Transmission Control Protocol provides reliable, ordered, error-checked segments in IP datagrams. Segment structure:
| Source Port (16-bit) | Destination Port (16-bit) | Sequence Number (32-bit) | Acknowledge Number (32-bit) | Data Offset (4-bit) | Reserved (3-bit) | Flags (9 bits) | Window Size (16-bit) | Checksum (16-bit) | Urgent Pointer (16-bit) | Options | Payload | |
TCP Flags
- NS - ECN-nonce (Explicit Congestion Notification) concealment protection (experimental, see RFC 3540)
- CWR - Congestion Window Reduced is set by the sender to acknowledge the receipt of ECE flag (see RFC3168)
- ECE - ECN-Echo. If both SYN and ECE flags are set, then the sender is ENC-capable. If only ECE is set, then it means that ECN=11 in IP header was received by this packet sender to signal to the TCP sender network congestion
- URG - Urgent Pointer field is significant.
- ACK - Acknowledgement field is significant, which indicates the next sequence number a receiver expects from a sender. All packet after the first SYN must have it set.
- PSH - asks to push data to the receiving application.
- RST - reset the connection.
- SYN - synchronize the sequence numbers. Only the first packet sent ny each end should have it set.
- FIN - no more data from the sender.
Checksum is computed similar to UDP using pseudo-header.
Windows size controls how much data can be sent unacknowledged, i.e. the sender will keep sending data even though the ack segments have not been received yet for the previously sent segments. There are two window sizes in TCP:
- Window size (RWND in TCP header) is used by flow control to protect the receiving node from overloading and is controlled by the receiver. 0 window size in acknowledgement means stop sending data to allow data in a buffer to be processed. Window scaling option, which sets the number of bits for left-shifting the window size, is used during handshaking phase for up to 1GB of data transfer.
- Congestion Window size (CWND in Options) is used by congestion control to protect the network from overloading and is controlled by the sender.
Modern TCP implementations use 4 algorithms: slow-start, congestion avoidance, fast retransmit and fast recovery (RFC 5681).
Slow-start initially sets the congestion window size to 1, 2 or 10 of the Maximum Segment Size (MSS) and then increases it by 1 MSS with each ack. The CWND increase may not be exactly exponential, because the receiver may sends its ack for every second segment. The CWND increase carries on until either a packet loss is detected, or RWND limit is reached, or the slow start threshold (ssthresh) is reached. In case of a loss, the behavior depends on the TCP congestion avoidance algorithm. Once ssthresh is reached, the rate of CWND change becomes linear - it increases by 1 MSS for each round-trip time (RTT).
Fast Retransmit uses typically 4 duplicate acknowledgements to assume that the packet was lost and will not arrive out-of-order and retransmits it before the retransmission’s timer times out.
TCP vulnerabilities
- DoS: SYN flood, sockstress, exploit of persist timer that normally helps to avoid a deadlock after a receipt of 0 window size ack.

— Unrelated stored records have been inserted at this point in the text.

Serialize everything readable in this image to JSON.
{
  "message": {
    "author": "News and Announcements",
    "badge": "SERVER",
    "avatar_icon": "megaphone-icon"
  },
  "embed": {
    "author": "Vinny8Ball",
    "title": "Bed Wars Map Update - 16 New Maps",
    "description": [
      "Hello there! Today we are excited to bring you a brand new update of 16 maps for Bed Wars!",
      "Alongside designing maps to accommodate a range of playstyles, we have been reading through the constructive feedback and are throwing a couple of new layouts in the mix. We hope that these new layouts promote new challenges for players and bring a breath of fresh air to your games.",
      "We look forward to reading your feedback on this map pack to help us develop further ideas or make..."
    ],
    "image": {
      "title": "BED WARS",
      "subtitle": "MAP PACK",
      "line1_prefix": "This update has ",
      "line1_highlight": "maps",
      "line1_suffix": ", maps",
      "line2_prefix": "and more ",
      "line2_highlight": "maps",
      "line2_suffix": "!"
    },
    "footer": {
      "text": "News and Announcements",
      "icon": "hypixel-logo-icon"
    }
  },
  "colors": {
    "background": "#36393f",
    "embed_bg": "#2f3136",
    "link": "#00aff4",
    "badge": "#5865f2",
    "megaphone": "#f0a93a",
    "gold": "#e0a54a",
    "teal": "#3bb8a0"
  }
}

- Connection hijacking, using TCP sequence prediction attack that may lead to one packet being erroneously accepted, after that synchronization is lost if packets with the same seq numbers have different length.
- TCP veto attack leading to accepting a packet without loss of synchronization by dropping the valid redundant packet after accepting the malicious one. The attack requires guessing not just the seq number but also the packet size.
- TCP reset attack that disrupts the legitimate TCP traffic.
The obvious protection for all kinds of TCP vulnerabilities is to use IPSec.